Herman Cain's spokesman (via Jen Rubin): "We are concerned that the complete withdrawal of US troops from Iraq, according to the Obama Administration’s politically-driven timetable, will leave a power vacuum that Iran will readily exploit. We owe it to the thousands of US servicemen who lost their lives in Iraq to ensure that their ultimate sacrifice has made a lasting impact in creating a stable, free and prosperous country for all Iraqis. Telling the enemy when we are going to leave is not good policy."

Michele Bachmann: "Today’s announcement that we will remove all of our forces from Iraq is a political decision and not a military one; it represents the complete failure of President Obama to secure an agreement with Iraq for our troops to remain there to preserve the peace and demonstrates how far our foreign policy leadership has fallen.
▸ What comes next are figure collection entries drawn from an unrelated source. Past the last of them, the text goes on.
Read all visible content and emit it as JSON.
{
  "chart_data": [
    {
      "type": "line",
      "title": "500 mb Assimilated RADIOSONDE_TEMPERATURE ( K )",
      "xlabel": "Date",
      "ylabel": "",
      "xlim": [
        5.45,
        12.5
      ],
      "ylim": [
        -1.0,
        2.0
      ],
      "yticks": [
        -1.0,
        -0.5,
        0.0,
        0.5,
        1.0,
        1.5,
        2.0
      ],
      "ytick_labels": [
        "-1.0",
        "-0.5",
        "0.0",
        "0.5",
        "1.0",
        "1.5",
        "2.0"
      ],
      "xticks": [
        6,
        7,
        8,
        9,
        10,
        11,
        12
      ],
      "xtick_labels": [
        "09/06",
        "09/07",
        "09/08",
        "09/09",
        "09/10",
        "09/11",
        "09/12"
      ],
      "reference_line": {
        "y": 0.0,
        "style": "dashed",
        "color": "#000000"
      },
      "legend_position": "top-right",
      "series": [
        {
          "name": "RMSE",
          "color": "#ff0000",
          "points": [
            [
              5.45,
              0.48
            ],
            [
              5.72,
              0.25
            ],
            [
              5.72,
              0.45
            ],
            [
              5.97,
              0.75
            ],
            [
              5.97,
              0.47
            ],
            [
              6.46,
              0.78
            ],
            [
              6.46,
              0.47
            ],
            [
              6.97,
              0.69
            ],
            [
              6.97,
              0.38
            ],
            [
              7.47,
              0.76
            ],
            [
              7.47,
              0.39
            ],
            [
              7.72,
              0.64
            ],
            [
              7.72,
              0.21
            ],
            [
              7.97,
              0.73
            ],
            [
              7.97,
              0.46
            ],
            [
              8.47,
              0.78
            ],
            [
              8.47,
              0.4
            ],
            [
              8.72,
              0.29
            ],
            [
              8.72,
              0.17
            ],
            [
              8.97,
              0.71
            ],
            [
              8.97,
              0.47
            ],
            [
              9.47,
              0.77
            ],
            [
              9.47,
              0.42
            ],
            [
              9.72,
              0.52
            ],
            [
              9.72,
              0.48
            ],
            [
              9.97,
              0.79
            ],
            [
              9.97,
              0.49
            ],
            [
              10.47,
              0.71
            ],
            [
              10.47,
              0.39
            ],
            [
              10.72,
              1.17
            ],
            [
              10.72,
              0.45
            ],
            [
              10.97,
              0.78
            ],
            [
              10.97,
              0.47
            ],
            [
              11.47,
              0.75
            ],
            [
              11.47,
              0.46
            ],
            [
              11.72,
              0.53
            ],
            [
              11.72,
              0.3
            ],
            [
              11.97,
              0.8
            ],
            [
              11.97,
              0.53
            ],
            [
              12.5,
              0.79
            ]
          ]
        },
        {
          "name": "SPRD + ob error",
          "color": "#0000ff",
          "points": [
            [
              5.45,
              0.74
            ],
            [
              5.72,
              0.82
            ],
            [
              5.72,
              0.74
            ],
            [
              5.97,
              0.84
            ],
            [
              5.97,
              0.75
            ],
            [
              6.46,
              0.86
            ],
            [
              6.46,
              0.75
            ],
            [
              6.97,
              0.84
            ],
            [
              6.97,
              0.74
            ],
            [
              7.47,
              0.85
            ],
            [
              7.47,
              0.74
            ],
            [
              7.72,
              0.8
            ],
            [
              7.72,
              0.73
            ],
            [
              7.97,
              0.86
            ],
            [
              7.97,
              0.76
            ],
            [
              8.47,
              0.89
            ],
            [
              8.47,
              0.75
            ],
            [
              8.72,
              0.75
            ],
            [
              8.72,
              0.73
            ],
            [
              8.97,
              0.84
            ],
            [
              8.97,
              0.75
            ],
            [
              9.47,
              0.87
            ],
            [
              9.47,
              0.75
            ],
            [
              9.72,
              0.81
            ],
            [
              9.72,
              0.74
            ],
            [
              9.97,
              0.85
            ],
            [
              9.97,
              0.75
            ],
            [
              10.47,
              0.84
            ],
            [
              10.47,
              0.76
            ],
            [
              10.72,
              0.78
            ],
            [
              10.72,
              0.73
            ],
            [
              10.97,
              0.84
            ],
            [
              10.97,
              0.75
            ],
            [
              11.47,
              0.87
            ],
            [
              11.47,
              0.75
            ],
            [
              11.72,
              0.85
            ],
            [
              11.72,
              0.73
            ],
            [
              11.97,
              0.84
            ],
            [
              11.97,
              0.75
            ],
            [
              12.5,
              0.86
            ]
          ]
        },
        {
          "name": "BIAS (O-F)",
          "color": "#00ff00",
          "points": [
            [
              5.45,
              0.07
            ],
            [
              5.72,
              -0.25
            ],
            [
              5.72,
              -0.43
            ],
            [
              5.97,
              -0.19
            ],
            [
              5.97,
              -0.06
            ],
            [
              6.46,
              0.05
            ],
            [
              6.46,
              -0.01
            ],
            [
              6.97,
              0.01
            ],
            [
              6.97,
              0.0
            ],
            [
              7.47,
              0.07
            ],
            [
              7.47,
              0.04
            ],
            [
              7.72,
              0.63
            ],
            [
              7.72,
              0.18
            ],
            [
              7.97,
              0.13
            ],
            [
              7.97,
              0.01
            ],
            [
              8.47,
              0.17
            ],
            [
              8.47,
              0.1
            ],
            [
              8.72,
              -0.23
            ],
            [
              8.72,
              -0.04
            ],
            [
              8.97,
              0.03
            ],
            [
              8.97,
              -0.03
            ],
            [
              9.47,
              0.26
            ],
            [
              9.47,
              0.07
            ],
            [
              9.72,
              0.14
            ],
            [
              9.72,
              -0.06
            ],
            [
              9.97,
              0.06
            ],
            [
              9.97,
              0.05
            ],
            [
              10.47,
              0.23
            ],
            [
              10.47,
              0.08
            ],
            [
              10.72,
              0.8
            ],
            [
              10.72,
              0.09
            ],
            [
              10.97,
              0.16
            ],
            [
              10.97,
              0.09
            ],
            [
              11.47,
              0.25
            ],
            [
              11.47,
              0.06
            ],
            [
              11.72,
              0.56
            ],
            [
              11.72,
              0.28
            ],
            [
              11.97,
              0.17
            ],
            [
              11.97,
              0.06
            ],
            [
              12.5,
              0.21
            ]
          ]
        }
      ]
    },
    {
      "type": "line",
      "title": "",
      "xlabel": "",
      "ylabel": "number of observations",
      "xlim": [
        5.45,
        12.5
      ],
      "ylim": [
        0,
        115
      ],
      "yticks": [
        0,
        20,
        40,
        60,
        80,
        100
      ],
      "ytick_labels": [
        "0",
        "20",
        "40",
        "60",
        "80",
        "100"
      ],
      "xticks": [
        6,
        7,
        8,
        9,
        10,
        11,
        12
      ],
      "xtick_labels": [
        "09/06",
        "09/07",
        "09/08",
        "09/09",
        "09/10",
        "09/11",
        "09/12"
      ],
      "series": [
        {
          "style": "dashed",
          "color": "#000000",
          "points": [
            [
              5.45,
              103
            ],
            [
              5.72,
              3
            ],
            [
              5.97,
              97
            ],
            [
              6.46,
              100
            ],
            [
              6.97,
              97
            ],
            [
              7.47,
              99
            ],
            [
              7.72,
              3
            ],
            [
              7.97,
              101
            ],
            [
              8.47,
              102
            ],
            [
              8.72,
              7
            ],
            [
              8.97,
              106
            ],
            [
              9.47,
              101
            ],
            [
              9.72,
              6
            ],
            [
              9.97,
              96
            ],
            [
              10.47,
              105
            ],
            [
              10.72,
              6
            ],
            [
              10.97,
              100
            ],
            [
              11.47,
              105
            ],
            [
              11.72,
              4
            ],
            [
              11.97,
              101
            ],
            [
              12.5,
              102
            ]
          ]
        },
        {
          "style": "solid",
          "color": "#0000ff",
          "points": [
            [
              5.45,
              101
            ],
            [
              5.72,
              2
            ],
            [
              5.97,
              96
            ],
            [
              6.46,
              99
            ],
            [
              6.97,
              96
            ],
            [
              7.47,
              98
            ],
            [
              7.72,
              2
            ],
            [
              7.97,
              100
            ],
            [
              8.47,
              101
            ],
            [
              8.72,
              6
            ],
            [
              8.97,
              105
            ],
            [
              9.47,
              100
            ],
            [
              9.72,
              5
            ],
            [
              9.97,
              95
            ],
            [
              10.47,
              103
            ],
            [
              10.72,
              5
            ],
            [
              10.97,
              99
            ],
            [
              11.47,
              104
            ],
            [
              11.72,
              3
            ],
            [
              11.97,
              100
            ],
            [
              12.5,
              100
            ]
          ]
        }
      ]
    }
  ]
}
In every case where the United States has liberated a people from dictatorial rule, we have kept troops in that country to ensure a peaceful transition and to protect fragile growing democracies. We will now have fewer troops in Iraq than we have in Honduras – despite a costly and protracted war. President Obama’s decision represents the end of the era of America’s influence in Iraq and the strengthening of Iran’s influence in Iraq with no plan to counter that influence. We have been ejected from a country by the people that we liberated and that the United States paid for with precious blood and treasure. The administration claims that we got exactly what we needed, but today’s announcement demonstrates otherwise. The United States needed a working democratic partnership in Iraq and we should have demanded that Iraq repay the full cost of liberating them given their rich oil revenues. I call on the president to return to the negotiating table with Iraq and lead from the front and not from weakness in Iraq and in the world.”